I’ve been thinking about those two Americas again, not the political two Americas, but the artistic two Americas. It’s interesting to me to think about it in terms of this whole Miley Cyrus/Annie Leibovitz thing. Because, it seems to me that both women have their feet in both worlds.
On the one hand, Leibovitz is a member of what we here in the middle of America might term the Hollywood elite, some insider hipper-than-thou. On the other hand, of course, she’s an artist and artists in general tend to have an uneasy outsider relationship to their communities.
And then, here is Miley Cyrus, who could not be any more mainstream, with her hit TV show and her hit concert tour, and a movie in the works. If ever there were a child of craptastic opulent America, she is it. And yet, now that there’s even the slightest furor about the photos, the Cyrus camp is all “We didn’t know them photos were going to look that way. We is simple country folks, taken advantage of by them city slickers.”
Yes, it’s bullshit. Her dad was at the photoshoot. She certainly saw that she was putting a sheet around herself and thus had to know that the photos would be of her in a sheet. And the photos aren’t trashy. They’re beautiful.
I mean, come on. Of course they make her look sexy, of course they make us uneasy to see her so blatently displayed as if she is sexy. But people, Leibovitz is an artist. She’s not taking photos so that you can say “Oh, that’s what Miley Cyrus looks like.” She’s taking photos that are designed to provoke you in a way that art functions to provoke.

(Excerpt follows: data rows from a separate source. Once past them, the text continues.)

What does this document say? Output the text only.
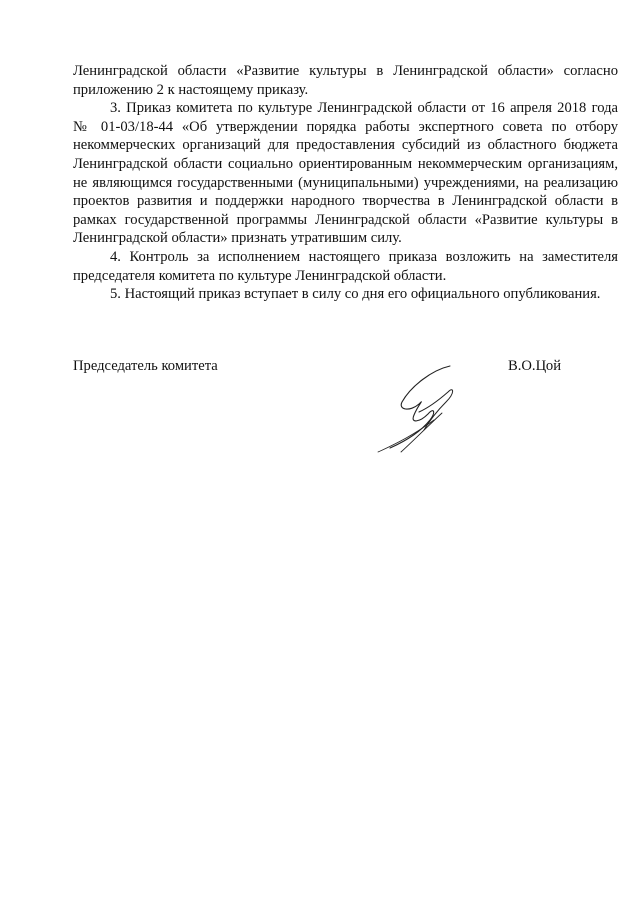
Ленинградской области «Развитие культуры в Ленинградской области» согласно приложению 2 к настоящему приказу.

3. Приказ комитета по культуре Ленинградской области от 16 апреля 2018 года № 01-03/18-44 «Об утверждении порядка работы экспертного совета по отбору некоммерческих организаций для предоставления субсидий из областного бюджета Ленинградской области социально ориентированным некоммерческим организациям, не являющимся государственными (муниципальными) учреждениями, на реализацию проектов развития и поддержки народного творчества в Ленинградской области в рамках государственной программы Ленинградской области «Развитие культуры в Ленинградской области» признать утратившим силу.

4. Контроль за исполнением настоящего приказа возложить на заместителя председателя комитета по культуре Ленинградской области.

5. Настоящий приказ вступает в силу со дня его официального опубликования.

Председатель комитета	В.О.Цой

Cyrus, let me emphasize, is already made to look sexy. That’s the whole conceit of Hanna Montana–that she’s an ordinary dorky teenage girl most of the time with a secret life as a super sexy awesome rockstar. It’s just couched in such a way that the little girls get it while the parents can overlook it (which, if you think about it, puts those little girls in a troubling position of being the ones who most clearly recognize Cyrus as sexy and who have to figure out why it’s okay for her to be sexy in some ways and not in others).

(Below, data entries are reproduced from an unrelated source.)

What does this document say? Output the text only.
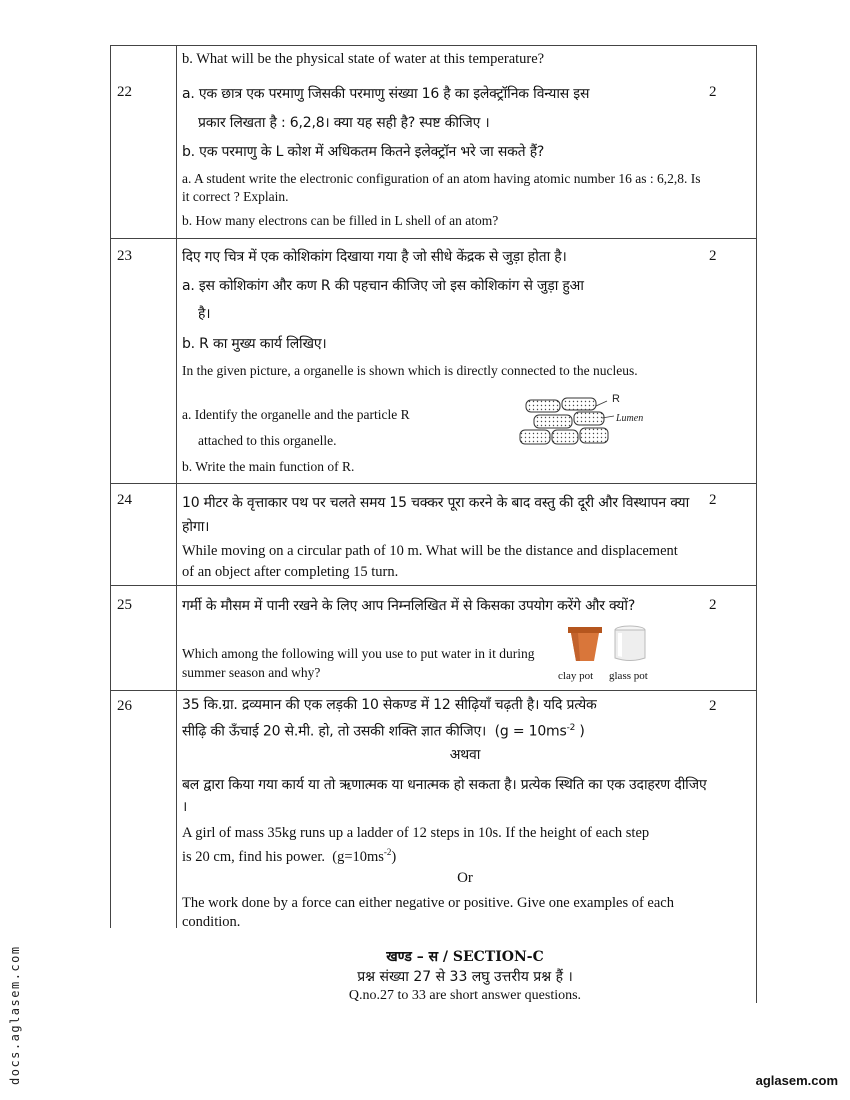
b. What will be the physical state of water at this temperature?
22	2
a. एक छात्र एक परमाणु जिसकी परमाणु संख्या 16 है का इलेक्ट्रॉनिक विन्यास इस
प्रकार लिखता है : 6,2,8। क्या यह सही है? स्पष्ट कीजिए ।
b. एक परमाणु के L कोश में अधिकतम कितने इलेक्ट्रॉन भरे जा सकते हैं?
a. A student write the electronic configuration of an atom having atomic number 16 as : 6,2,8. Is it correct ? Explain.
b. How many electrons can be filled in L shell of an atom?
23	2
दिए गए चित्र में एक कोशिकांग दिखाया गया है जो सीधे केंद्रक से जुड़ा होता है।
a. इस कोशिकांग और कण R की पहचान कीजिए जो इस कोशिकांग से जुड़ा हुआ
है।
b. R का मुख्य कार्य लिखिए।
In the given picture, a organelle is shown which is directly connected to the nucleus.
a. Identify the organelle and the particle R
attached to this organelle.
b. Write the main function of R.
R
Lumen
24	2
10 मीटर के वृत्ताकार पथ पर चलते समय 15 चक्कर पूरा करने के बाद वस्तु की दूरी और विस्थापन क्या होगा।
While moving on a circular path of 10 m. What will be the distance and displacement of an object after completing 15 turn.
25	2
गर्मी के मौसम में पानी रखने के लिए आप निम्नलिखित में से किसका उपयोग करेंगे और क्यों?
Which among the following will you use to put water in it during summer season and why?	clay pot glass pot
26	2
35 कि.ग्रा. द्रव्यमान की एक लड़की 10 सेकण्ड में 12 सीढ़ियाँ चढ़ती है। यदि प्रत्येक
सीढ़ि की ऊँचाई 20 से.मी. हो, तो उसकी शक्ति ज्ञात कीजिए। ($g = 10ms^{-2}$ )
अथवा
बल द्वारा किया गया कार्य या तो ऋणात्मक या धनात्मक हो सकता है। प्रत्येक स्थिति का एक उदाहरण दीजिए ।
A girl of mass 35kg runs up a ladder of 12 steps in 10s. If the height of each step
is 20 cm, find his power. $(g=10ms^{-2})$
Or
The work done by a force can either negative or positive. Give one examples of each condition.
खण्ड – स / SECTION-C
प्रश्न संख्या 27 से 33 लघु उत्तरीय प्रश्न हैं ।
Q.no.27 to 33 are short answer questions.
docs.aglasem.com	aglasem.com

Leibovitz’s photos are designed to make you see what Disney only wants your children to see.
Disney doesn’t want you to see it because Disney doesn’t want you to think “Hmm, Disney… Haven’t they had a hand in Spears, Lohan, High-School-Musical chick, and so on? Isn’t it weird that all these girls run through the Disney mill–the mill I sit my little girl down in front of every night–come out with such fucked up ideas about themselves and their own sexuality and where their worth as people is located? Hmm, I wonder what it might be doing to Miley Cyrus, who I also let my little girl watch, and, by extention, what that might be doing to my little girl…”

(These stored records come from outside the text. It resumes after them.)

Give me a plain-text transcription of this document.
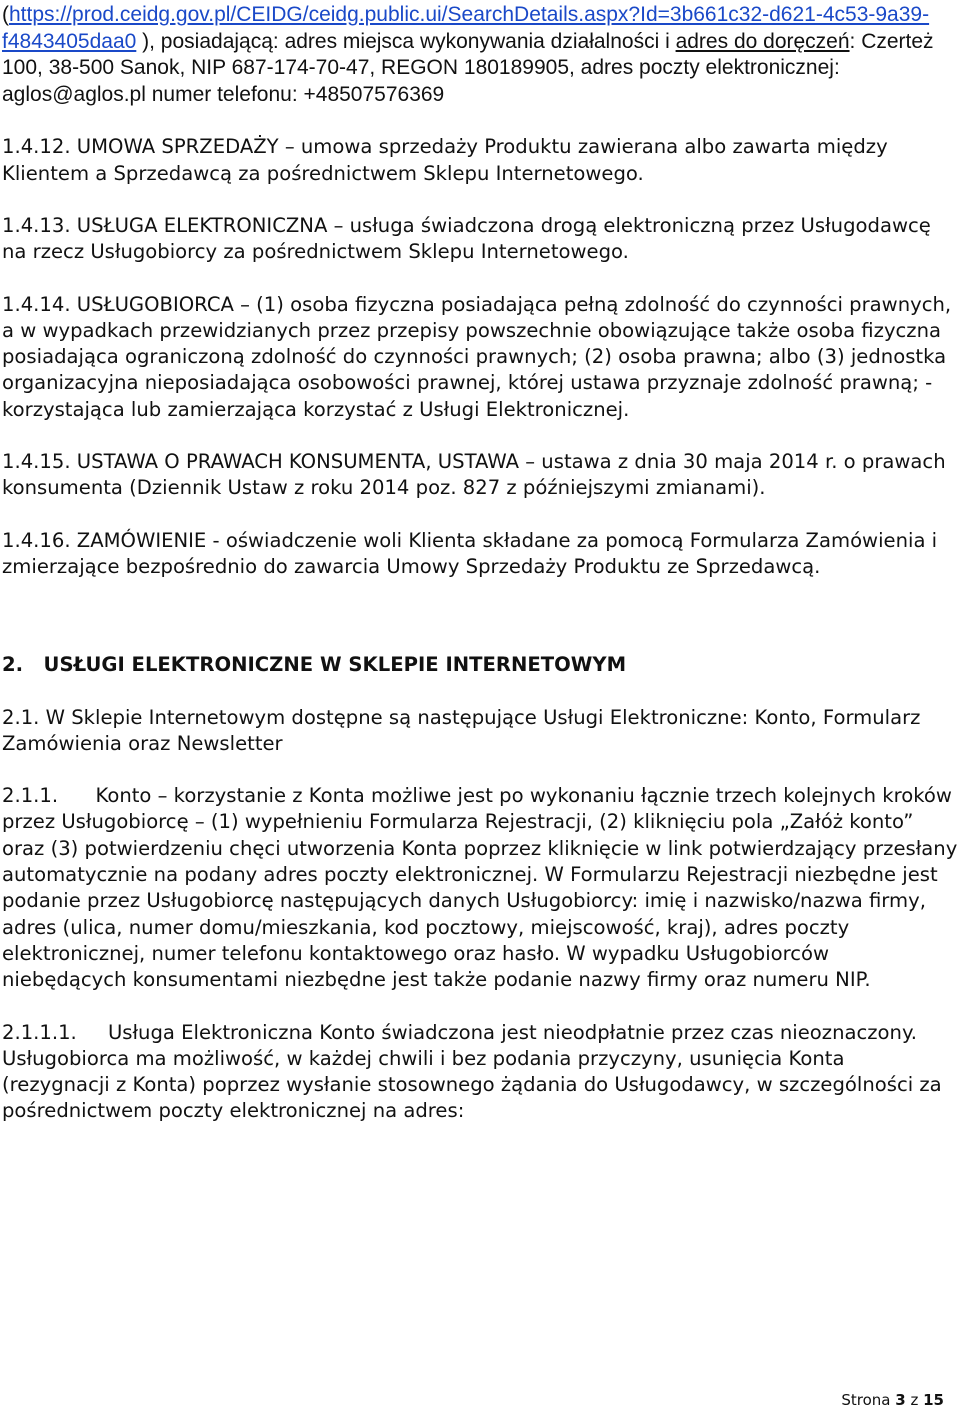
(https://prod.ceidg.gov.pl/CEIDG/ceidg.public.ui/SearchDetails.aspx?Id=3b661c32-d621-4c53-9a39-f4843405daa0 ), posiadającą: adres miejsca wykonywania działalności i adres do doręczeń: Czerteż 100, 38-500 Sanok, NIP 687-174-70-47, REGON 180189905, adres poczty elektronicznej: aglos@aglos.pl numer telefonu: +48507576369

1.4.12. UMOWA SPRZEDAŻY – umowa sprzedaży Produktu zawierana albo zawarta między Klientem a Sprzedawcą za pośrednictwem Sklepu Internetowego.

1.4.13. USŁUGA ELEKTRONICZNA – usługa świadczona drogą elektroniczną przez Usługodawcę na rzecz Usługobiorcy za pośrednictwem Sklepu Internetowego.

1.4.14. USŁUGOBIORCA – (1) osoba fizyczna posiadająca pełną zdolność do czynności prawnych, a w wypadkach przewidzianych przez przepisy powszechnie obowiązujące także osoba fizyczna posiadająca ograniczoną zdolność do czynności prawnych; (2) osoba prawna; albo (3) jednostka organizacyjna nieposiadająca osobowości prawnej, której ustawa przyznaje zdolność prawną; - korzystająca lub zamierzająca korzystać z Usługi Elektronicznej.

1.4.15. USTAWA O PRAWACH KONSUMENTA, USTAWA – ustawa z dnia 30 maja 2014 r. o prawach konsumenta (Dziennik Ustaw z roku 2014 poz. 827 z późniejszymi zmianami).

1.4.16. ZAMÓWIENIE - oświadczenie woli Klienta składane za pomocą Formularza Zamówienia i zmierzające bezpośrednio do zawarcia Umowy Sprzedaży Produktu ze Sprzedawcą.

2. USŁUGI ELEKTRONICZNE W SKLEPIE INTERNETOWYM

2.1. W Sklepie Internetowym dostępne są następujące Usługi Elektroniczne: Konto, Formularz Zamówienia oraz Newsletter

2.1.1. Konto – korzystanie z Konta możliwe jest po wykonaniu łącznie trzech kolejnych kroków przez Usługobiorcę – (1) wypełnieniu Formularza Rejestracji, (2) kliknięciu pola „Załóż konto” oraz (3) potwierdzeniu chęci utworzenia Konta poprzez kliknięcie w link potwierdzający przesłany automatycznie na podany adres poczty elektronicznej. W Formularzu Rejestracji niezbędne jest podanie przez Usługobiorcę następujących danych Usługobiorcy: imię i nazwisko/nazwa firmy, adres (ulica, numer domu/mieszkania, kod pocztowy, miejscowość, kraj), adres poczty elektronicznej, numer telefonu kontaktowego oraz hasło. W wypadku Usługobiorców niebędących konsumentami niezbędne jest także podanie nazwy firmy oraz numeru NIP.

2.1.1.1. Usługa Elektroniczna Konto świadczona jest nieodpłatnie przez czas nieoznaczony. Usługobiorca ma możliwość, w każdej chwili i bez podania przyczyny, usunięcia Konta (rezygnacji z Konta) poprzez wysłanie stosownego żądania do Usługodawcy, w szczególności za pośrednictwem poczty elektronicznej na adres:

Strona 3 z 15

So, instead, now it’s going to be framed as a naive good girl who just didn’t realize what that mean old corrupt Hollywood-type was doing to her. And now she’s so disappointed and begs her fans to forgive her and for their parents to understand how she was duped (because if there’s one thing we find titilating, it’s young women begging us not to punish them, not that we’re supposed to recognize that on a conscious level, either).
Right now, it’s a battle of which story will win out.
Because, normally, there can be only one version of the truth.
Which, frankly, sucks.
Because the best stuff happens, I think, the most creative, the most positively that America in which I want to dwell stuff happens, when multiple, sometimes contradictory narratives are left to stand.
That’s why I’m so loving reading about the Boston contingency going to Graceland. There is room for us all–the country folks and the drag kings and the Irish Rock Gods and the curious and the disbelieving–at Graceland.
Maybe it’s always the One Truth versus the many truthes. Maybe that’s always what it comes down to, and the fight we have to have with ourselves, to recognize the difference between “The Way It Is” and “You’ve got your story, I’ve got mine” and to always throw in with the side of many voices.
At least, that’s what I think.
Edited To Add: Ginger’s got a good conversation (and a copy of the image) over at her place. The only thing I see people ignoring is the Disney angle and the fact that she’s already marketed as being sexy.